Rollback etcd server version to 3.1.11 due to #60589 #60891

shyamjvs · 2018-03-07T17:46:11Z

The dependencies were a bit complex (so many things relying on it) + the version was updated to 3.2.16 on top of the original bump.
So I had to mostly make manual reverting changes on a case-by-case basis - so likely to have errors :)

/cc @wojtek-t @jpbetz

Downgrade default etcd server version to 3.1.11 due to #60589

(I'm not sure if we should instead remove release-notes of the original PRs)

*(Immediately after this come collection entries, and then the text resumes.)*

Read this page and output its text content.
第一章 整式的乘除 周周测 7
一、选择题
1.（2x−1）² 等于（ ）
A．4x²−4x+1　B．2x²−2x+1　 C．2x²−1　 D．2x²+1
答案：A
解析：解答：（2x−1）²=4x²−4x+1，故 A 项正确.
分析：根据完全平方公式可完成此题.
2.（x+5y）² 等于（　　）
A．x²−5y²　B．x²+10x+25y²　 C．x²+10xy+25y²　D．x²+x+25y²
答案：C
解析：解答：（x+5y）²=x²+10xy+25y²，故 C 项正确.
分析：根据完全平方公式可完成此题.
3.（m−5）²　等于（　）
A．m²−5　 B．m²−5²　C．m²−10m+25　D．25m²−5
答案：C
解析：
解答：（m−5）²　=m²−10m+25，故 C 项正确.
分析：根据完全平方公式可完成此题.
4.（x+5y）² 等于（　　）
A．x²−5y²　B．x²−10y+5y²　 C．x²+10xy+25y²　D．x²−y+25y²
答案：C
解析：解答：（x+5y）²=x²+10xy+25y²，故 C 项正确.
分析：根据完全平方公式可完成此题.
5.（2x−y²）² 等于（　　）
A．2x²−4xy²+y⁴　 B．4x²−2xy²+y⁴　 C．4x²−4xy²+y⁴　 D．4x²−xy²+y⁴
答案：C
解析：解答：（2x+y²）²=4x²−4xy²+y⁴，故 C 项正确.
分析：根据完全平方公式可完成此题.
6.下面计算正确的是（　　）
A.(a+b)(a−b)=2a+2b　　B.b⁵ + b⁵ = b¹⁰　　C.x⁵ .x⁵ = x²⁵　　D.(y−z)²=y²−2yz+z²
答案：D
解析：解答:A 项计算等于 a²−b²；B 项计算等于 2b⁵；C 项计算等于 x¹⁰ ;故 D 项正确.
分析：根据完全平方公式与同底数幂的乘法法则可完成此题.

wojtek-t · 2018-03-07T17:48:22Z

/approve no-issue

@jpbetz @smarterclayton @kubernetes/sig-api-machinery-bugs

jpbetz · 2018-03-07T17:59:14Z

I agree we should revert to etcd server 3.1 given that we don't understand why the performance regression occurred.
/lgtm

wojtek-t · 2018-03-07T18:40:53Z

@jdumars - I'm approving this PR for milestone to fix significant performance regression.
I hope you will be fine with that.

wojtek-t · 2018-03-07T18:41:51Z

@timothysc - why "do-not-merge" ?

timothysc · 2018-03-07T18:41:57Z

@wojtek-t @jpbetz - The failure conditions that are fixed in 3.2 are of far greater importance imo.

timothysc · 2018-03-07T18:45:23Z

There are a series of fixes in 3.2 that fix catastrophic failure conditions that we can't negate imo.

/cc @hongchaodeng @xiang90

timothysc · 2018-03-07T18:55:02Z

/cc @kubernetes/sig-cluster-lifecycle-bugs - PSA that this effects scale deployments but at the cost of other known fixes.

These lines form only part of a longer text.